IEEE Trans Neural Syst Rehabil Eng. 2023;31:4286-4294. doi: 10.1109/TNSRE.2023.3323364. Epub 2023 Nov 3.
Reliable and accurate EMG-driven prediction of joint torques are instrumental in the control of wearable robotic systems. This study investigates how different EMG input features affect the machine learning algorithm-based prediction of ankle joint torque in isometric and dynamic conditions. High-density electromyography (HD-EMG) of five lower leg muscles were recorded during isometric contractions and dynamic tasks. Four datasets (HD-EMG, HD-EMG with reduced dimensionality, features extracted from HD-EMG with Convolutional Neural Network, and bipolar EMG) were created and used alone or in combination with joint kinematic information for the prediction of ankle joint torque using Support Vector Regression. The performance was evaluated under intra-session, inter-subject, and inter-session cases. All HD-EMG-derived datasets led to significantly more accurate isometric ankle torque prediction than the bipolar EMG datasets. The highest torque prediction accuracy for the dynamic tasks was achieved using bipolar EMG or HD-EMG with reduced dimensionality in combination with kinematic features. The findings of this study contribute to the knowledge allowing an informed selection of appropriate features for EMG-driven torque prediction.

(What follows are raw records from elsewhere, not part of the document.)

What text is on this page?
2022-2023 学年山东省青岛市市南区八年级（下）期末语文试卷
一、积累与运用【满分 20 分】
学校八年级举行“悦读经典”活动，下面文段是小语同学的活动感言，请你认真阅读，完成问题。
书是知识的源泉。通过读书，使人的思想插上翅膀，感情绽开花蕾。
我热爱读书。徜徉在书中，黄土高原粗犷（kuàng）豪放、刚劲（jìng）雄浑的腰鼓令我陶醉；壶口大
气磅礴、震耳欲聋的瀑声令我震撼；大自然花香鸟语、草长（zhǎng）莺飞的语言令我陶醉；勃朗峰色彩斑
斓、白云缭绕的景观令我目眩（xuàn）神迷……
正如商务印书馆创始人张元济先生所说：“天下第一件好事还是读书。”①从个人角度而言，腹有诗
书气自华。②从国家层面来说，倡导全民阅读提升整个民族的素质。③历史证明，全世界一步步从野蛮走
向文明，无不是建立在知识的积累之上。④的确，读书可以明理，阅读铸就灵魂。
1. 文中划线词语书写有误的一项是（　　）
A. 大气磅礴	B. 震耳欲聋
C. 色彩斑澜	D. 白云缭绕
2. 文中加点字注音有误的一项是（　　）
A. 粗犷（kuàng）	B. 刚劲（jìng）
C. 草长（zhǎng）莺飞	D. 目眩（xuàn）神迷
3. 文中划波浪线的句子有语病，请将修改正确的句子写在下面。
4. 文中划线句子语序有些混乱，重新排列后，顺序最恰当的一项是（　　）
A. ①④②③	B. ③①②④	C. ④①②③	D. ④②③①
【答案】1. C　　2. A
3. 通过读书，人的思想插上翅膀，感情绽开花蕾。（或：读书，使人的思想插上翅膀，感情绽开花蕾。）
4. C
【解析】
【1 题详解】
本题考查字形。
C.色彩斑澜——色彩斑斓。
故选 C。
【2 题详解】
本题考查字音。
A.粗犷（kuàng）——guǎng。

可靠且准确的肌电驱动的关节扭矩预测对于可穿戴机器人系统的控制至关重要。本研究探讨了不同的肌电输入特征如何影响基于机器学习算法的踝关节扭矩在等长和动态条件下的预测。在等长收缩和动态任务期间记录了五个小腿肌肉的高密度肌电图(HD-EMG)。创建了四个数据集(HD-EMG、降维后的 HD-EMG、从具有卷积神经网络的 HD-EMG 中提取的特征以及双极 EMG),并单独或与关节运动学信息结合使用,使用支持向量回归来预测踝关节扭矩。在会话内、受试者间和会话间情况下评估了性能。所有基于 HD-EMG 的数据集都导致比双极 EMG 数据集更准确的等长踝关节扭矩预测。使用双极 EMG 或降维后的 HD-EMG 与运动学特征相结合,可实现动态任务的最高扭矩预测精度。本研究的结果有助于为肌电驱动的扭矩预测选择合适特征提供信息。